Lack of multi-stakeholder coordination impedes the development of U.S. cyber defenses. For years, private companies have formed cybersecurity alliances and established industry-specific rules regarding tech and cyber security, such as the Cybersecurity Tech Accord and the Charter of Trust. As the Biden administration looks to lead the international community by example, the federal government has struggled to adopt a comprehensive approach to cyber and technology security. Since 2010, the U.S. Government Accountability Office (GAO) has made 3,300 recommendations to federal agencies to address high-risk cybersecurity shortcomings, and in a report published in March 2021, it found that as of December 2020, more than 750 of those recommendations had not yet been implemented. In another instance, the U.S. Department of State failed to involve or communicate with agency partners about the reorganization of the Bureau of Cyberspace Security and Emerging Technologies (CSET), its cyber diplomacy bureau. The position of cyber coordinator at the Office of the Coordinator for Cyber Issues at the U.S. Department of State also notably remains vacant since Chris Painter left the post in 2017. Whether the administration fills this coordinator post could serve as an indicator of how seriously the Biden team will take cyber diplomacy and the coordination of international cyber norms. At the same time, the Cyber Diplomacy Act requires the U.S. Department of State to create an ambassador role for cyber diplomacy as well as the creation of a new Bureau of International Cyberspace Policy, raising questions as to how the administration, specifically Secretary of State Antony Blinken, will establish and reconcile these positions and efforts throughout the department. As cyber threats have risen in frequency and complexity, disparate, piecemeal attempts across various agencies have resulted in an uncoordinated cybersecurity approach and ill-prepared defenses. Although the ONCD will fulfill the role as a government-wide coordinator, the efficacy of this position is still to be determined. In the meantime, the Cyber Solarium Commission (CSC) has called for the creation of a federally funded center to develop cybersecurity insurance certificates and public-private partnerships on cyber risk models.

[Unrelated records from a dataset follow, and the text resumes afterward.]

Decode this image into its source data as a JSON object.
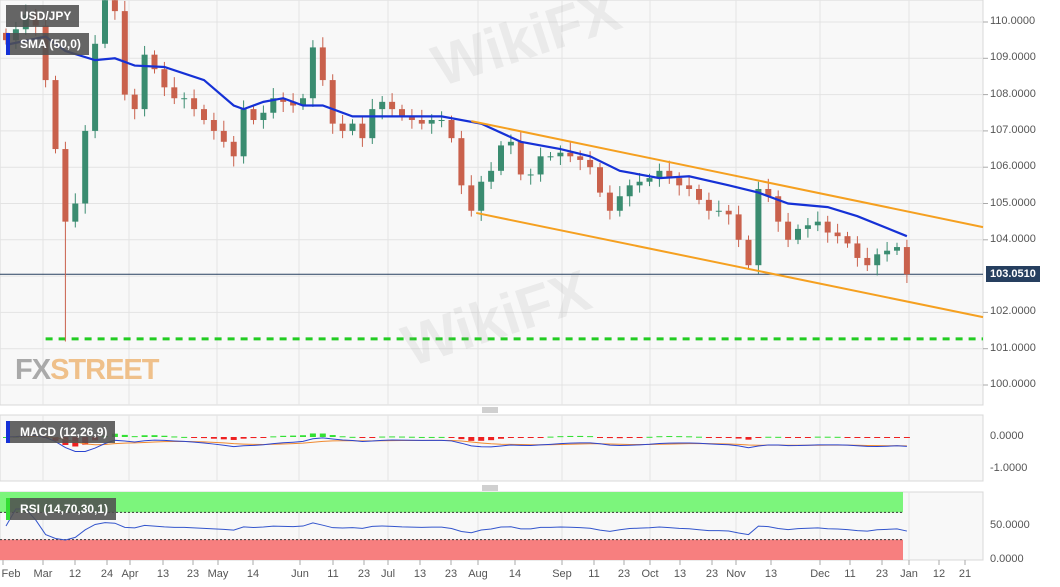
{
  "header": {
    "symbol": "USD/JPY",
    "sma_label": "SMA (50,0)",
    "macd_label": "MACD (12,26,9)",
    "rsi_label": "RSI (14,70,30,1)"
  },
  "watermarks": {
    "fxstreet_fx": "FX",
    "fxstreet_street": "STREET",
    "wikifx": "WikiFX"
  },
  "colors": {
    "up": "#3a8c70",
    "down": "#c9614c",
    "sma": "#1531d6",
    "channel": "#f5a020",
    "support": "#22cc22",
    "last_price": "#263f5f",
    "macd": "#2a44d0",
    "signal": "#f08a30",
    "hist_up": "#33e033",
    "hist_down": "#ee2020",
    "rsi": "#3355cc",
    "rsi_overbought": "#7cf57c",
    "rsi_oversold": "#f77f7f"
  },
  "chart_data": {
    "type": "candlestick",
    "price_axis": {
      "ticks": [
        "110.0000",
        "109.0000",
        "108.0000",
        "107.0000",
        "106.0000",
        "105.0000",
        "104.0000",
        "102.0000",
        "101.0000",
        "100.0000"
      ],
      "range": [
        99.45,
        110.6
      ]
    },
    "x_axis": {
      "ticks": [
        "Feb",
        "Mar",
        "12",
        "24",
        "Apr",
        "13",
        "23",
        "May",
        "14",
        "Jun",
        "11",
        "23",
        "Jul",
        "13",
        "23",
        "Aug",
        "14",
        "Sep",
        "11",
        "23",
        "Oct",
        "13",
        "23",
        "Nov",
        "13",
        "Dec",
        "11",
        "23",
        "Jan",
        "12",
        "21"
      ]
    },
    "last_price": "103.0510",
    "last_price_value": 103.051,
    "closes": [
      109.5,
      109.8,
      110.2,
      109.9,
      108.4,
      106.5,
      104.5,
      105.0,
      107.0,
      109.4,
      110.6,
      110.3,
      108.0,
      107.6,
      109.1,
      108.7,
      108.2,
      107.9,
      107.9,
      107.6,
      107.3,
      107.0,
      106.7,
      106.3,
      107.6,
      107.3,
      107.5,
      107.9,
      107.8,
      107.7,
      107.9,
      109.3,
      108.4,
      107.2,
      107.0,
      107.2,
      106.8,
      107.6,
      107.8,
      107.6,
      107.4,
      107.3,
      107.2,
      107.3,
      107.3,
      106.8,
      105.5,
      104.8,
      105.6,
      105.9,
      106.6,
      106.7,
      105.8,
      105.8,
      106.3,
      106.3,
      106.4,
      106.3,
      106.2,
      106.0,
      105.3,
      104.8,
      105.2,
      105.5,
      105.6,
      105.7,
      105.9,
      105.7,
      105.5,
      105.4,
      105.1,
      104.8,
      104.8,
      104.7,
      104.0,
      103.3,
      105.4,
      105.2,
      104.5,
      104.0,
      104.3,
      104.4,
      104.5,
      104.2,
      104.1,
      103.9,
      103.5,
      103.3,
      103.6,
      103.7,
      103.8,
      103.05
    ],
    "low_overrides": {
      "6": 101.2
    },
    "sma50": [
      [
        0,
        109.37
      ],
      [
        4,
        109.6
      ],
      [
        6,
        109.2
      ],
      [
        9,
        108.95
      ],
      [
        11,
        109.0
      ],
      [
        13,
        108.8
      ],
      [
        16,
        108.76
      ],
      [
        20,
        108.4
      ],
      [
        23,
        107.7
      ],
      [
        24,
        107.6
      ],
      [
        26,
        107.8
      ],
      [
        28,
        107.9
      ],
      [
        30,
        107.7
      ],
      [
        32,
        107.7
      ],
      [
        35,
        107.4
      ],
      [
        38,
        107.4
      ],
      [
        41,
        107.4
      ],
      [
        44,
        107.4
      ],
      [
        48,
        107.2
      ],
      [
        52,
        106.7
      ],
      [
        56,
        106.5
      ],
      [
        59,
        106.3
      ],
      [
        62,
        105.9
      ],
      [
        66,
        105.7
      ],
      [
        69,
        105.75
      ],
      [
        73,
        105.5
      ],
      [
        76,
        105.3
      ],
      [
        79,
        105.0
      ],
      [
        83,
        104.9
      ],
      [
        86,
        104.65
      ],
      [
        91,
        104.1
      ]
    ],
    "channel_upper": [
      [
        47,
        107.27
      ],
      [
        99.5,
        104.35
      ]
    ],
    "channel_lower": [
      [
        47.5,
        104.74
      ],
      [
        99.5,
        101.87
      ]
    ],
    "support_level": 101.27,
    "support_from_index": 4,
    "macd": {
      "params": [
        12,
        26,
        9
      ],
      "ticks": [
        "0.0000",
        "-1.0000"
      ],
      "range": [
        -1.41,
        0.69
      ]
    },
    "rsi": {
      "params": [
        14,
        70,
        30
      ],
      "ticks": [
        "50.0000",
        "0.0000"
      ],
      "overbought": 70,
      "oversold": 30
    }
  }
}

Legal barriers limit domestic visibility in critical technology. While cyber regulation is still developing in the U.S., current laws (see executive order 12333) that justifiably protect civil liberties and privacy also limit the federal government’s ability to respond to domestic cyberattacks that affect critical infrastructure located within the U.S. or data belonging to American citizens. In the case of the SolarWinds hack, the attackers exploited the legal barriers among the IC, law enforcement, and U.S. citizens, hindering the government’s ability to respond and thereby making the precision of the coordinated attack more dangerous. Neuberger notes that building relationships with the private sector will be critical to ensure that civil liberties are protected while the government continues its investigation and rebuilds its defenses, given that the private sector owns approximately 87 percent of federal infrastructure. Indeed, the private sector will play a crucial role in bolstering U.S. cyber defenses, particularly as non-state actors, such as cyber-criminals, are increasingly exploiting the interconnected environment; mounting sophisticated cyber-operations; targeting financial institutions and smaller targets; and being used by other countries as a means to evade sanctions, launch attacks with a degree of plausible deniability, and learn foreign technical expertise. In April 2021, Secretary of Energy Jennifer Granholm, Easterly, and the electricity industry launched a 100-day cybersecurity pilot program to evaluate the U.S.’s electric grid and the energy sector’s supply chain, and to strategize policies to protect this critical infrastructure sector.